Comparison of Real-Time Sonography Assisted Fracture Reduction with Conventional Radiography Control Reduction in Children with Displaced Forearm Fractures
Background: Forearm fractures in children and adolescents are very common. Many are displaced and require reduction. Radiography is essential for evaluation of the fracture and the reduction, however, is not usually available bedside, and performed after reduction and casting. This may lead to multiple reduction attempts and unsatisfying final results. Ultrasonography (US) is widely available, allows visualization of cortical disruption and therefore, can provide real-time information regarding the quality of reduction.
The purpose of this study was to compare real-time sonography assisted fracture reduction with conventional radiography control reduction in children with displaced forearm fractures.
Methods: We compared two groups of patients with forearm fractures – one treated with US-guided fracture reduction, and another one treated with the conventional method of reduction without real-time image guidance.
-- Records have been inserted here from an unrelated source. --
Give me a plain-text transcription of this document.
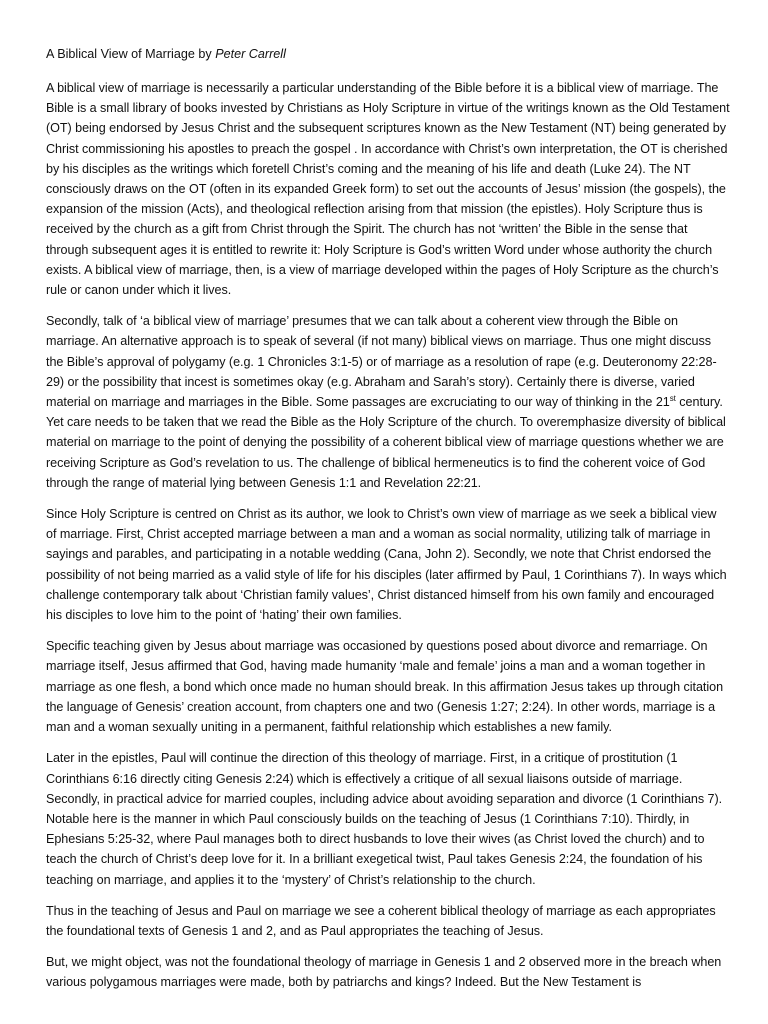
A Biblical View of Marriage by Peter Carrell

A biblical view of marriage is necessarily a particular understanding of the Bible before it is a biblical view of marriage. The Bible is a small library of books invested by Christians as Holy Scripture in virtue of the writings known as the Old Testament (OT) being endorsed by Jesus Christ and the subsequent scriptures known as the New Testament (NT) being generated by Christ commissioning his apostles to preach the gospel . In accordance with Christ’s own interpretation, the OT is cherished by his disciples as the writings which foretell Christ’s coming and the meaning of his life and death (Luke 24). The NT consciously draws on the OT (often in its expanded Greek form) to set out the accounts of Jesus’ mission (the gospels), the expansion of the mission (Acts), and theological reflection arising from that mission (the epistles). Holy Scripture thus is received by the church as a gift from Christ through the Spirit. The church has not ‘written’ the Bible in the sense that through subsequent ages it is entitled to rewrite it: Holy Scripture is God’s written Word under whose authority the church exists. A biblical view of marriage, then, is a view of marriage developed within the pages of Holy Scripture as the church’s rule or canon under which it lives.

Secondly, talk of ‘a biblical view of marriage’ presumes that we can talk about a coherent view through the Bible on marriage. An alternative approach is to speak of several (if not many) biblical views on marriage. Thus one might discuss the Bible’s approval of polygamy (e.g. 1 Chronicles 3:1-5) or of marriage as a resolution of rape (e.g. Deuteronomy 22:28-29) or the possibility that incest is sometimes okay (e.g. Abraham and Sarah’s story). Certainly there is diverse, varied material on marriage and marriages in the Bible. Some passages are excruciating to our way of thinking in the 21st century. Yet care needs to be taken that we read the Bible as the Holy Scripture of the church. To overemphasize diversity of biblical material on marriage to the point of denying the possibility of a coherent biblical view of marriage questions whether we are receiving Scripture as God’s revelation to us. The challenge of biblical hermeneutics is to find the coherent voice of God through the range of material lying between Genesis 1:1 and Revelation 22:21.

Since Holy Scripture is centred on Christ as its author, we look to Christ’s own view of marriage as we seek a biblical view of marriage. First, Christ accepted marriage between a man and a woman as social normality, utilizing talk of marriage in sayings and parables, and participating in a notable wedding (Cana, John 2). Secondly, we note that Christ endorsed the possibility of not being married as a valid style of life for his disciples (later affirmed by Paul, 1 Corinthians 7). In ways which challenge contemporary talk about ‘Christian family values’, Christ distanced himself from his own family and encouraged his disciples to love him to the point of ‘hating’ their own families.

Specific teaching given by Jesus about marriage was occasioned by questions posed about divorce and remarriage. On marriage itself, Jesus affirmed that God, having made humanity ‘male and female’ joins a man and a woman together in marriage as one flesh, a bond which once made no human should break. In this affirmation Jesus takes up through citation the language of Genesis’ creation account, from chapters one and two (Genesis 1:27; 2:24). In other words, marriage is a man and a woman sexually uniting in a permanent, faithful relationship which establishes a new family.

Later in the epistles, Paul will continue the direction of this theology of marriage. First, in a critique of prostitution (1 Corinthians 6:16 directly citing Genesis 2:24) which is effectively a critique of all sexual liaisons outside of marriage. Secondly, in practical advice for married couples, including advice about avoiding separation and divorce (1 Corinthians 7). Notable here is the manner in which Paul consciously builds on the teaching of Jesus (1 Corinthians 7:10). Thirdly, in Ephesians 5:25-32, where Paul manages both to direct husbands to love their wives (as Christ loved the church) and to teach the church of Christ’s deep love for it. In a brilliant exegetical twist, Paul takes Genesis 2:24, the foundation of his teaching on marriage, and applies it to the ‘mystery’ of Christ’s relationship to the church.

Thus in the teaching of Jesus and Paul on marriage we see a coherent biblical theology of marriage as each appropriates the foundational texts of Genesis 1 and 2, and as Paul appropriates the teaching of Jesus.

But, we might object, was not the foundational theology of marriage in Genesis 1 and 2 observed more in the breach when various polygamous marriages were made, both by patriarchs and kings? Indeed. But the New Testament is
In patients treated with US-guided forearm fracture reduction, ultrasonography was performed before casting in two planes and if necessary additional manipulation was immediately performed. All fractures were examined with conventional radiography after cast application.
Results: 83 children with displaced forearm fractures were included; 32 treated under US guidance and 51 treated with the conventional method of reduction. Mean age was 9 years (range 3-13) in the US group and 10 years (range 3-14) in the conventional treatment group. None of the patients in the US group required revision of reduction. In the conventional treatment group 12% (6 out of 51) of patients underwent additional sedation, cast removal and repeated reduction, due to residual fracture malalignment.
Conclusions: US-guided forearm fracture reduction is reliable and accurate method of correction of displaced forearm fractures before final casting and reduces the probability for repeated reduction.